Suppose $R$ is a Artin ring and $x\in R$. Is there necessarily a commutative subring of $R$ which is also Artin and contains $x$? What if I want it to contain finitely many commuting elements $x_1,\ldots,x_n\in R$? Here, all rings are noncommutative unital, and by Artin I mean both left and right Artin.
This is true of a few standard examples. If $R$ is a finite-dimensional algebra over a field (the motivating case for me to ask, since this is a common trick) or a finite ring, this is trivial. If $R$ is a division ring, then the subfield generated by the $x_i$ works; wrapping this in Artin-Wedderburn proves the general semisimple case. What if $R$ is not semisimple? A candidate may be the localization of the subring generated by $x_1,\ldots,x_n$ at the set of elements which are units in $R$, or by Zorn a maximal commutative subring containing the $x_i$, or something similar?

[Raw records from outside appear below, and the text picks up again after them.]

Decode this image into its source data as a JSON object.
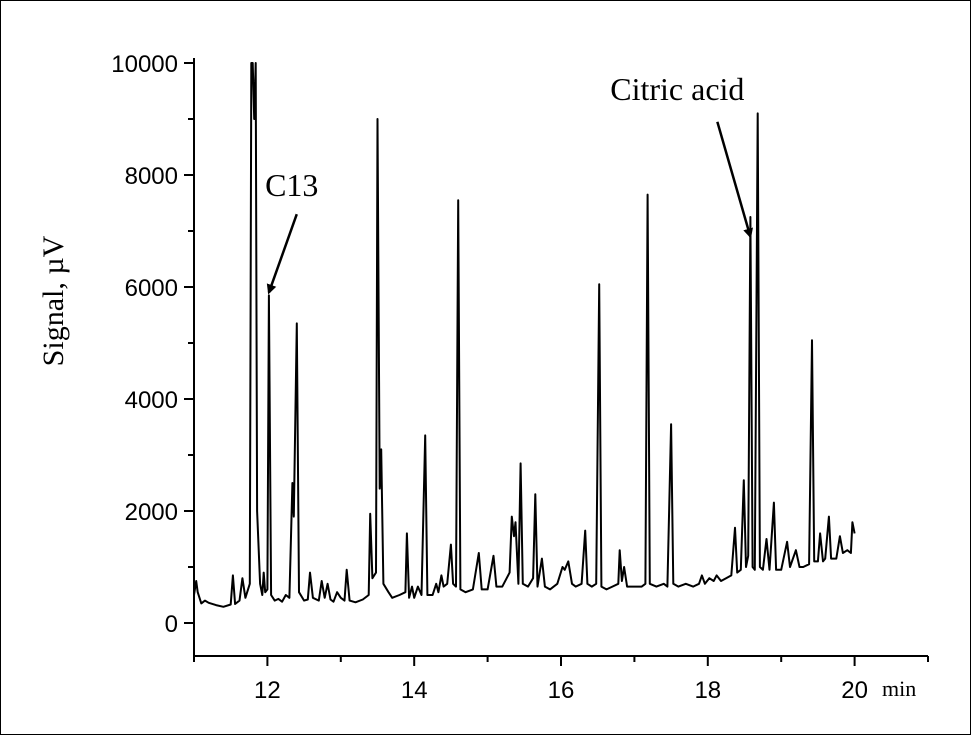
{
  "chart_data": {
    "type": "line",
    "title": "",
    "xlabel": "",
    "x_unit": "min",
    "ylabel": "Signal, µV",
    "xlim": [
      11.0,
      21.0
    ],
    "ylim": [
      -500,
      10000
    ],
    "y_clip": 10000,
    "xticks": [
      12,
      14,
      16,
      18,
      20
    ],
    "yticks": [
      0,
      2000,
      4000,
      6000,
      8000,
      10000
    ],
    "x_tick_labels": [
      "12",
      "14",
      "16",
      "18",
      "20"
    ],
    "y_tick_labels": [
      "0",
      "2000",
      "4000",
      "6000",
      "8000",
      "10000"
    ],
    "grid": false,
    "legend": "none",
    "line_color": "#000000",
    "annotations": [
      {
        "text": "C13",
        "x": 12.02,
        "y": 5900,
        "label_x": 12.4,
        "label_y": 7300
      },
      {
        "text": "Citric acid",
        "x": 18.58,
        "y": 6900,
        "label_x": 18.13,
        "label_y": 8950
      }
    ],
    "series": [
      {
        "values": [
          [
            11.0,
            500
          ],
          [
            11.03,
            750
          ],
          [
            11.05,
            550
          ],
          [
            11.1,
            350
          ],
          [
            11.15,
            400
          ],
          [
            11.2,
            360
          ],
          [
            11.3,
            320
          ],
          [
            11.4,
            290
          ],
          [
            11.5,
            330
          ],
          [
            11.53,
            850
          ],
          [
            11.56,
            340
          ],
          [
            11.62,
            400
          ],
          [
            11.66,
            800
          ],
          [
            11.7,
            450
          ],
          [
            11.76,
            700
          ],
          [
            11.78,
            10000
          ],
          [
            11.8,
            10000
          ],
          [
            11.82,
            9000
          ],
          [
            11.84,
            10000
          ],
          [
            11.86,
            2000
          ],
          [
            11.9,
            700
          ],
          [
            11.93,
            500
          ],
          [
            11.95,
            900
          ],
          [
            11.97,
            550
          ],
          [
            12.0,
            600
          ],
          [
            12.02,
            5850
          ],
          [
            12.05,
            500
          ],
          [
            12.1,
            400
          ],
          [
            12.15,
            430
          ],
          [
            12.2,
            380
          ],
          [
            12.25,
            500
          ],
          [
            12.3,
            450
          ],
          [
            12.34,
            2500
          ],
          [
            12.36,
            1900
          ],
          [
            12.4,
            5350
          ],
          [
            12.43,
            550
          ],
          [
            12.5,
            400
          ],
          [
            12.55,
            420
          ],
          [
            12.58,
            900
          ],
          [
            12.62,
            450
          ],
          [
            12.7,
            400
          ],
          [
            12.74,
            750
          ],
          [
            12.78,
            450
          ],
          [
            12.82,
            700
          ],
          [
            12.86,
            420
          ],
          [
            12.9,
            380
          ],
          [
            12.95,
            550
          ],
          [
            13.0,
            450
          ],
          [
            13.05,
            400
          ],
          [
            13.08,
            950
          ],
          [
            13.12,
            400
          ],
          [
            13.2,
            370
          ],
          [
            13.3,
            420
          ],
          [
            13.38,
            500
          ],
          [
            13.4,
            1950
          ],
          [
            13.43,
            800
          ],
          [
            13.48,
            900
          ],
          [
            13.5,
            9000
          ],
          [
            13.53,
            2400
          ],
          [
            13.55,
            3100
          ],
          [
            13.58,
            700
          ],
          [
            13.65,
            550
          ],
          [
            13.7,
            450
          ],
          [
            13.8,
            500
          ],
          [
            13.88,
            550
          ],
          [
            13.9,
            1600
          ],
          [
            13.93,
            450
          ],
          [
            13.97,
            650
          ],
          [
            14.0,
            450
          ],
          [
            14.05,
            650
          ],
          [
            14.1,
            500
          ],
          [
            14.15,
            3350
          ],
          [
            14.18,
            500
          ],
          [
            14.25,
            500
          ],
          [
            14.3,
            700
          ],
          [
            14.33,
            550
          ],
          [
            14.37,
            850
          ],
          [
            14.4,
            650
          ],
          [
            14.45,
            700
          ],
          [
            14.5,
            1400
          ],
          [
            14.53,
            700
          ],
          [
            14.57,
            650
          ],
          [
            14.6,
            7550
          ],
          [
            14.63,
            600
          ],
          [
            14.7,
            550
          ],
          [
            14.8,
            600
          ],
          [
            14.88,
            1250
          ],
          [
            14.92,
            600
          ],
          [
            15.0,
            600
          ],
          [
            15.08,
            1200
          ],
          [
            15.12,
            650
          ],
          [
            15.2,
            650
          ],
          [
            15.3,
            900
          ],
          [
            15.33,
            1900
          ],
          [
            15.36,
            1550
          ],
          [
            15.38,
            1800
          ],
          [
            15.42,
            700
          ],
          [
            15.45,
            2850
          ],
          [
            15.48,
            700
          ],
          [
            15.55,
            650
          ],
          [
            15.62,
            800
          ],
          [
            15.65,
            2300
          ],
          [
            15.68,
            650
          ],
          [
            15.74,
            1150
          ],
          [
            15.78,
            650
          ],
          [
            15.85,
            600
          ],
          [
            15.95,
            700
          ],
          [
            16.02,
            1000
          ],
          [
            16.05,
            950
          ],
          [
            16.1,
            1100
          ],
          [
            16.15,
            700
          ],
          [
            16.2,
            650
          ],
          [
            16.28,
            700
          ],
          [
            16.33,
            1650
          ],
          [
            16.36,
            700
          ],
          [
            16.42,
            650
          ],
          [
            16.48,
            700
          ],
          [
            16.52,
            6050
          ],
          [
            16.55,
            650
          ],
          [
            16.62,
            600
          ],
          [
            16.7,
            650
          ],
          [
            16.78,
            700
          ],
          [
            16.8,
            1300
          ],
          [
            16.83,
            750
          ],
          [
            16.86,
            1000
          ],
          [
            16.9,
            650
          ],
          [
            17.0,
            650
          ],
          [
            17.1,
            650
          ],
          [
            17.15,
            700
          ],
          [
            17.18,
            7650
          ],
          [
            17.21,
            700
          ],
          [
            17.3,
            650
          ],
          [
            17.4,
            700
          ],
          [
            17.45,
            650
          ],
          [
            17.5,
            3550
          ],
          [
            17.53,
            700
          ],
          [
            17.6,
            650
          ],
          [
            17.7,
            700
          ],
          [
            17.8,
            650
          ],
          [
            17.88,
            700
          ],
          [
            17.92,
            850
          ],
          [
            17.96,
            700
          ],
          [
            18.02,
            800
          ],
          [
            18.08,
            750
          ],
          [
            18.12,
            850
          ],
          [
            18.18,
            750
          ],
          [
            18.25,
            800
          ],
          [
            18.32,
            850
          ],
          [
            18.37,
            1700
          ],
          [
            18.4,
            900
          ],
          [
            18.45,
            950
          ],
          [
            18.49,
            2550
          ],
          [
            18.52,
            1000
          ],
          [
            18.55,
            1200
          ],
          [
            18.58,
            7250
          ],
          [
            18.61,
            1000
          ],
          [
            18.64,
            950
          ],
          [
            18.68,
            9100
          ],
          [
            18.71,
            1000
          ],
          [
            18.75,
            950
          ],
          [
            18.8,
            1500
          ],
          [
            18.84,
            950
          ],
          [
            18.9,
            2150
          ],
          [
            18.93,
            950
          ],
          [
            19.0,
            950
          ],
          [
            19.08,
            1450
          ],
          [
            19.12,
            1000
          ],
          [
            19.2,
            1300
          ],
          [
            19.25,
            1000
          ],
          [
            19.3,
            1000
          ],
          [
            19.38,
            1050
          ],
          [
            19.42,
            5050
          ],
          [
            19.45,
            1100
          ],
          [
            19.5,
            1100
          ],
          [
            19.53,
            1600
          ],
          [
            19.57,
            1100
          ],
          [
            19.6,
            1150
          ],
          [
            19.65,
            1900
          ],
          [
            19.68,
            1150
          ],
          [
            19.75,
            1150
          ],
          [
            19.8,
            1550
          ],
          [
            19.84,
            1250
          ],
          [
            19.9,
            1300
          ],
          [
            19.95,
            1250
          ],
          [
            19.97,
            1800
          ],
          [
            20.0,
            1600
          ]
        ]
      }
    ]
  }
}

A difficulty is it doesn't necessarily hold that there is a commutative subring $S$ which satisfies the property that if $I\subsetneq J$ are ideals of $S$ then $RIR\subsetneq RJR$, for example if $R$ is a matrix algebra over a field $k$ and $k[x]$ is not a field. I do not know off the top of my head whether there is an obvious counterexample to the one-sided version of this.